Stroke work in AR was higher than that in MR, whereas the difference in stroke volume between the two conditions was small, indicating that AR may induce worse pumping efficiency than MR in terms of consumed energy and performed work. The detailed investigation of ventricular mechanics under regurgitation conditions presented here was made possible by the use of a 3D ventricular model [4], a significant advance over previous lumped-parameter and one-dimensional models of the cardiovascular system [16]. Since the mechanical response evoked by LV volume overload or underload in valvular regurgitation can lead to ventricular remodeling and HF, understanding the changes in ventricular mechanics in the presence of regurgitant flow could have important clinical implications.

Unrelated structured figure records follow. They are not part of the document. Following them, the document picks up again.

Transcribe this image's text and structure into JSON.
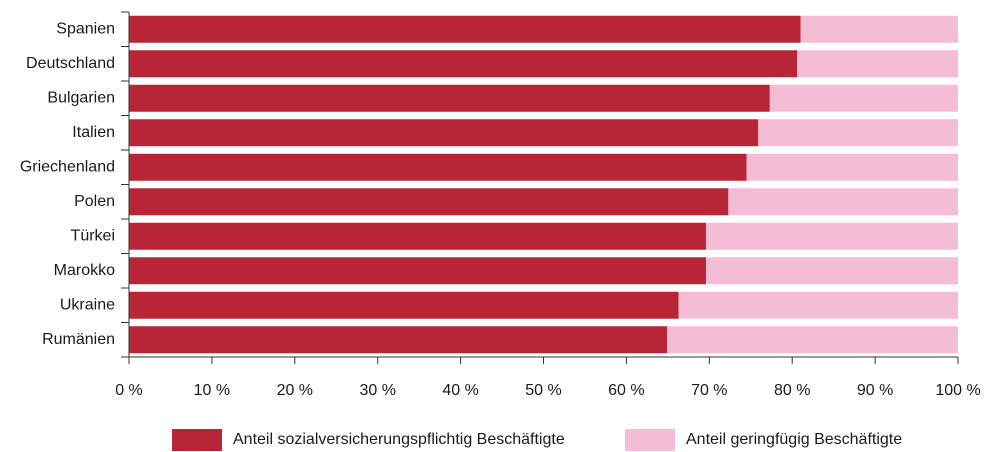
{
  "chart_data": {
    "type": "stacked-bar-horizontal",
    "categories": [
      "Spanien",
      "Deutschland",
      "Bulgarien",
      "Italien",
      "Griechenland",
      "Polen",
      "Türkei",
      "Marokko",
      "Ukraine",
      "Rumänien"
    ],
    "series": [
      {
        "name": "Anteil sozialversicherungspflichtig Beschäftigte",
        "color": "#b82536",
        "values": [
          81.0,
          80.6,
          77.3,
          75.9,
          74.5,
          72.3,
          69.6,
          69.6,
          66.3,
          64.9
        ]
      },
      {
        "name": "Anteil geringfügig Beschäftigte",
        "color": "#f5bcd5",
        "values": [
          19.0,
          19.4,
          22.7,
          24.1,
          25.5,
          27.7,
          30.4,
          30.4,
          33.7,
          35.1
        ]
      }
    ],
    "xlim": [
      0,
      100
    ],
    "xticks": [
      {
        "value": 0,
        "label": "0 %"
      },
      {
        "value": 10,
        "label": "10 %"
      },
      {
        "value": 20,
        "label": "20 %"
      },
      {
        "value": 30,
        "label": "30 %"
      },
      {
        "value": 40,
        "label": "40 %"
      },
      {
        "value": 50,
        "label": "50 %"
      },
      {
        "value": 60,
        "label": "60 %"
      },
      {
        "value": 70,
        "label": "70 %"
      },
      {
        "value": 80,
        "label": "80 %"
      },
      {
        "value": 90,
        "label": "90 %"
      },
      {
        "value": 100,
        "label": "100 %"
      }
    ],
    "legend": "bottom"
  }
}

The significant decrease of ESV for severe AR, evident from the LV pressure–volume loop (Fig. 3a), could lead to congestive HF [4]. Stroke work, defined as the work performed by the ventricle to eject blood into the aorta (and calculated as the area within the pressure–volume loop) corresponds to LV energy consumption, whereas stroke volume corresponds to the useful work performed by the LV. As MR severity increased, both LV stroke work and stroke volume decreased, indicating that the LV both consumed less contractile energy and performed less useful work. In terms of stroke volume, the difference between the AR and MR conditions was not significant (Fig. 4c). However, stroke work was significantly greater under AR than MR conditions. Based on these results, we suggest that, because AR patients’ hearts perform a greater amount of stoke work than to MR hearts (Fig. 4b) and because AR and MR stroke volumes are similar (Fig. 4c), AR patients should exhibit decreased pumping efficiency compared with MR patients (Fig. 4d).

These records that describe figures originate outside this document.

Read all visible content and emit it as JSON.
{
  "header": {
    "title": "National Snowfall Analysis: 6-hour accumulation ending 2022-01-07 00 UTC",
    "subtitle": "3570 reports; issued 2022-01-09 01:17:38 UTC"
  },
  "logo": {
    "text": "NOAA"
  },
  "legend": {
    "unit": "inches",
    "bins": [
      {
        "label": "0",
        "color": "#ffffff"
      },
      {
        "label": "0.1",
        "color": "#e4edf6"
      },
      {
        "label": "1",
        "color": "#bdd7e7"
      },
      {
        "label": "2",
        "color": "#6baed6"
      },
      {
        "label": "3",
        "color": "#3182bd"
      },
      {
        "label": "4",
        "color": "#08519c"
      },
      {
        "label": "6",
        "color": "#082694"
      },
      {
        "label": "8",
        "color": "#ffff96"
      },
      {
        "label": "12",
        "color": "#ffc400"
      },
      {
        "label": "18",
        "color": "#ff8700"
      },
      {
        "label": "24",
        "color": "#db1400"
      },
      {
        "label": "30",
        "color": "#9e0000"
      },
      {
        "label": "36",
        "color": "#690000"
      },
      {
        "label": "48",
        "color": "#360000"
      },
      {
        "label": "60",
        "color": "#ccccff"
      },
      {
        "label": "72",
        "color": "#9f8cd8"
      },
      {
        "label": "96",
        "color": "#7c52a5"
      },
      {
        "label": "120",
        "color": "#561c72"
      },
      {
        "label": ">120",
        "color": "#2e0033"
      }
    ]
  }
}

There are several limitations of the present study. First, we used an electromechanical model of DHF canine ventricles, which have mechanical characteristics somewhat different from those of the failing human ventricles. We limited the simulation conditions with the fixed preload and afterload. As Vendelin et al. [17] demonstrated, the pressure–volume loops computed by varying pre- and afterloads are useful to assess the mechanical characteristics of the LV. However, the basic characteristics of the results will not change even though preload and afterload are modified. In addition, a lumped-parameter representation of valvular regurgitation was used to reduce the complexity of the model. These limitations are not expected to significantly alter the main findings of this study.